This Body That is Mine

Today I give thanks for the physical me.

For the first time in six long years, I give thanks to my body.

Today, I ran a 5 minute warm up, stopped to stretch and eat a peanut bar, and then ran the local trails for 15 minutes without stopping.

This may not seem like much to many but, to me, it is a triumph many years in the making.  Six years ago, my body began a slow, creeping, not-so-silent, pull away from my soul.  With pregnancy, I was both highly aware of my physical presence but also quite separate as I learned to house the growth of another human who was both of me and not of me.  Before long, and getting larger by the week, I ripped my left knee to shreds which remained misdiagnosed for months.  A limping swollen hot pregnancy followed.  In all truth, it was a healthy pregnancy with a healthy fetus, but hampered by a bum knee and a growing sense of despair, while managing what it is like to have your body live a life of its own as it gives over to the life growing inside you. Despair, no doubt from the unknown knowledge that my body was…for lack of a better description…forsaking me.
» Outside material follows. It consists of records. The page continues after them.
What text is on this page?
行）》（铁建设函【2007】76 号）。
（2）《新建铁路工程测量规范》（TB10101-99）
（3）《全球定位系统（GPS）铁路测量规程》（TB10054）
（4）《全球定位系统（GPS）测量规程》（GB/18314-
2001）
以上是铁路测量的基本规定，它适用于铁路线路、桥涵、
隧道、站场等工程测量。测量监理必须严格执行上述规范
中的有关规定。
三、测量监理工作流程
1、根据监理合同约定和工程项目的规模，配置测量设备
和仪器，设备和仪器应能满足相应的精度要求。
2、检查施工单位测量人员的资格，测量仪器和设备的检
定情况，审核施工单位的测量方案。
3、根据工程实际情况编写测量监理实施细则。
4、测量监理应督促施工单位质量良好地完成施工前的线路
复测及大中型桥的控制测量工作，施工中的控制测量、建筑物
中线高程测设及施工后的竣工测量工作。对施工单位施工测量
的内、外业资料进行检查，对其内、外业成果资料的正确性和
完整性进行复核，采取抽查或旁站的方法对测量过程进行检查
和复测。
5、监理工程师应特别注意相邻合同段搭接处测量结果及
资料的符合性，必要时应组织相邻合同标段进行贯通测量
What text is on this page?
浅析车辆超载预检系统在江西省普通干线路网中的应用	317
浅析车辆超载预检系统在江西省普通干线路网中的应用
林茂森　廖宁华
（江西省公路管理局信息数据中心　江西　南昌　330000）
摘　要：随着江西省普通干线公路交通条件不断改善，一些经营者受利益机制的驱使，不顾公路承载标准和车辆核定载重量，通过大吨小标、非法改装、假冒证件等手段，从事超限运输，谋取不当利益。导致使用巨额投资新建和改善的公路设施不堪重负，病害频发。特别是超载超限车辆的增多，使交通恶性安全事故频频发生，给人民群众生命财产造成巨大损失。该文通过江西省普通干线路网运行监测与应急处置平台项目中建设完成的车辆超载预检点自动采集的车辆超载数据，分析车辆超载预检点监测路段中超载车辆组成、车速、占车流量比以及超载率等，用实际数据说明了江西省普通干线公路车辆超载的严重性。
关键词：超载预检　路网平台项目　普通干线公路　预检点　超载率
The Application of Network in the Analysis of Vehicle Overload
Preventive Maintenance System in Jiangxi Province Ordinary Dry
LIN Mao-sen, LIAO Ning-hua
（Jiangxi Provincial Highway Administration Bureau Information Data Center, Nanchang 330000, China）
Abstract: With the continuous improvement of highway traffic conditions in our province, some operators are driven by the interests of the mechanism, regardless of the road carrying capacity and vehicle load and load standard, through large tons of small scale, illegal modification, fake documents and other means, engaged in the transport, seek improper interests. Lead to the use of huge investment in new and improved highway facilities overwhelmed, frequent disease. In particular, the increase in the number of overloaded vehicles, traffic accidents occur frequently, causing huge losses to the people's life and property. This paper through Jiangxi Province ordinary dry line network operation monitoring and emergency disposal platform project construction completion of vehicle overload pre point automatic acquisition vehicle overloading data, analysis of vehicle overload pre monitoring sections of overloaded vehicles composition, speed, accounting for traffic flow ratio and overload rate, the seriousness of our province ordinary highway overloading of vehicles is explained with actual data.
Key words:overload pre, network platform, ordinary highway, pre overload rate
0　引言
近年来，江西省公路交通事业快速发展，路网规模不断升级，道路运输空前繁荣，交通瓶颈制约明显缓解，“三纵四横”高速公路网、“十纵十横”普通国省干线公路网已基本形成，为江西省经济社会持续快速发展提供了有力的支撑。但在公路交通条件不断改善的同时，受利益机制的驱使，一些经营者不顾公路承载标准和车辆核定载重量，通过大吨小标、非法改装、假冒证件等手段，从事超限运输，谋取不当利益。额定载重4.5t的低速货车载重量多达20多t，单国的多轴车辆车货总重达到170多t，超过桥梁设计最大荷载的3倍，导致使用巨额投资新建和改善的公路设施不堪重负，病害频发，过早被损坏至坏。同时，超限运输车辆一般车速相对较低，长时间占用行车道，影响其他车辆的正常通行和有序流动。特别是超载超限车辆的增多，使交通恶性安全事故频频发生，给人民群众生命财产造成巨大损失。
And then came a swift birth and the black eyes of my first born.

And then came the return to work.  An hour each way.  Nursing.  Pumping. Driving.  Leaving at 8am and not returning until 9pm. Nursing.  Dinner at 10pm.  Baby awake again at midnight.  Work. Driving.

A knee surgery before which I groggily waved to my three month old and wondered if there was enough milk in the freezer.  Getting the baby into bed for night nursing while wearing a leg brace from ankle to hip.  Grueling physical therapy with a baby strapped to my front, or being wheeled around the fitness room by random elderly women.
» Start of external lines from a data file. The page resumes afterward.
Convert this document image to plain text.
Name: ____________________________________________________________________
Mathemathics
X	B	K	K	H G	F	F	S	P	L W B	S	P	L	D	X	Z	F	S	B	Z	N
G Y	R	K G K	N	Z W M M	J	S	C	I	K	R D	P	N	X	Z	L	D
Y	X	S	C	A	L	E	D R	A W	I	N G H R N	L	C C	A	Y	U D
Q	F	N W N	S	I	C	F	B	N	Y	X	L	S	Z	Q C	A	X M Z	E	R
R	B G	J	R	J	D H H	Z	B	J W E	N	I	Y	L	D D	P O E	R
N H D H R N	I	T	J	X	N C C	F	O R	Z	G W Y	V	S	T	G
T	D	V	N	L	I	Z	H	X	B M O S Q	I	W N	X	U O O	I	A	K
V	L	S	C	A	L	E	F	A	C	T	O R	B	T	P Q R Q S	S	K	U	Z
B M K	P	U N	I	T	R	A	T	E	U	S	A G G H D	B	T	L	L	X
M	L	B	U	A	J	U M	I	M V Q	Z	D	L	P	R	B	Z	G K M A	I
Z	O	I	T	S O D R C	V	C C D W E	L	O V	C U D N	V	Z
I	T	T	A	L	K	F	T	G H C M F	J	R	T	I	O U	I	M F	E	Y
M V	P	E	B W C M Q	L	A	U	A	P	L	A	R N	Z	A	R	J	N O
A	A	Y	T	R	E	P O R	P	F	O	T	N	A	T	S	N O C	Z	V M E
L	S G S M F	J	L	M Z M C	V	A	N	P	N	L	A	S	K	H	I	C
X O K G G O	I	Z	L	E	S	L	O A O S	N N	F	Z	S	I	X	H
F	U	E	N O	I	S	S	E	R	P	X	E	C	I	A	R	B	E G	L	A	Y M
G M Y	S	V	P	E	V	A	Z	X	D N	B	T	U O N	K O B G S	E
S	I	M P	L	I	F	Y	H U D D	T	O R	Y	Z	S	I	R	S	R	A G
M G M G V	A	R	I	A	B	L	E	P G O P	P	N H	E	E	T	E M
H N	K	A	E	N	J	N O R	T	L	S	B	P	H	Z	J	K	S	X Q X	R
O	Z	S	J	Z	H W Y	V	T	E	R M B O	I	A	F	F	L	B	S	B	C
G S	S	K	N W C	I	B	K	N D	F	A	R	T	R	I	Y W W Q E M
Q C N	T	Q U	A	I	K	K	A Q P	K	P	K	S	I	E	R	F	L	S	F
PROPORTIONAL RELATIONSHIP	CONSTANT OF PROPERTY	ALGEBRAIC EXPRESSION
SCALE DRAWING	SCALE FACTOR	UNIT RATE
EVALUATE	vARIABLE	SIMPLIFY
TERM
Driving to work.  God damn work.  Baby at the sitter again.

Missed PT because the baby took too long to nurse in the waiting room.

The emotional trauma of a failing marriage.  Job switch.  Less driving.  The long uphill rock-filled trail that leads to friendship after separation.

Emotional therapy.

Illness.  Never-ending illness.  From the very food I eat.  I am gray.  Ashen.  But our world is so fucked up that people tell me I ‘look good.’ And I wonder what they must think of me when I am healthy if they think I ‘look good’ when I am 25 pounds under weight.  At 5’7″ and only 145 to begin with, 25 pounds was not something I could afford to lose.  But I did.  The rashes on my arms, the insipid sinus infections, my child’s head colds became my personal flues.  My child’s mildly upset tummy became my pukes.  And the doctors who wouldn’t listen, who told me to go home because I wasn’t dying and did I want some sleeping pills?

And I went inside my laptop.  And there I stayed.  And I thought I was, for certain, going to die.  But I didn’t.  I slowly healed.  I still heal.  I persevered.  And persevered.  And persevered.  And when I realized I wasn’t dead, I thought maybe I should go out and live.  So I did.

And so I have done.  Or, tried to do.  And after about two years of living again, I lost a family member.  And the loss helped me discover that not only am I alive,  but I am not scared of death…I am scared of not living.  But in order to live, one must truly be alive.  So I gave myself permission to live again.

I went dancing.

I recognized the feeling of moving to music.  I began to find myself working in the garden when I should have been inside my laptop or reading a document.  I found myself wondering if I could just start dancing as I walked down the street because I could feel the need in my body.  To dance.  In the street.  I restrained myself.  But inside me pulsed the feeling of this need to move with a new, sweeping rhythm.

Another year passed, and I crawled into my laptop less and less, and reached out to my loves more and more.  The people I love.  The people who matter.  Because, in the end, it is people who matter.  My body began to accept its foods again, to build muscle, to build joy, to build grace.  My ashen cheeks are long gone.

Before long, I wondered, with this re-discovery of movement and the desire to have stamina once more, I wondered how to find the time to exercise.  Where does one fit it in the day? I was never sure.  So sometimes I did, but more often, I didn’t.   Along came the long, exhausting rehearsal process for a two-woman 90-minute play, directly followed by a long, fun, and silly rehearsal process for a medieval festival.

Then, yesterday, a friend (whom one day I hope to call dear) said to me, “I was with so-and-so’s son and he really needs to be outside a lot.  It was pouring out and he said, ‘I really need to be outside.’ And I said, okay.”  I immediately knew this feeling of needing to be outside and inwardly marveled at the 7-year olds’ ability to know his body and know his need to be outside in the air, moving his body through the rushing air.  And how I need that too.

I need that too.

I know I need that too.

Today I ran 15 minutes without stopping.  I ran because I can.  Because I am alive and living.  Because with the help of some very good friends, I am remembering that my body is not my enemy, my body is my life.  And honoring my body means taking rest, taking slow meals, touching with love, and being out in the air.

I remember now that I am one who needs to move, who needs to spend many hours outside feeling the world, who needs space.  My body has not forsaken me for I am my body.

Today I give thanks to this body that is mine.  To the me who remembers to love this body.  And to the many friends who have helped me find movement again.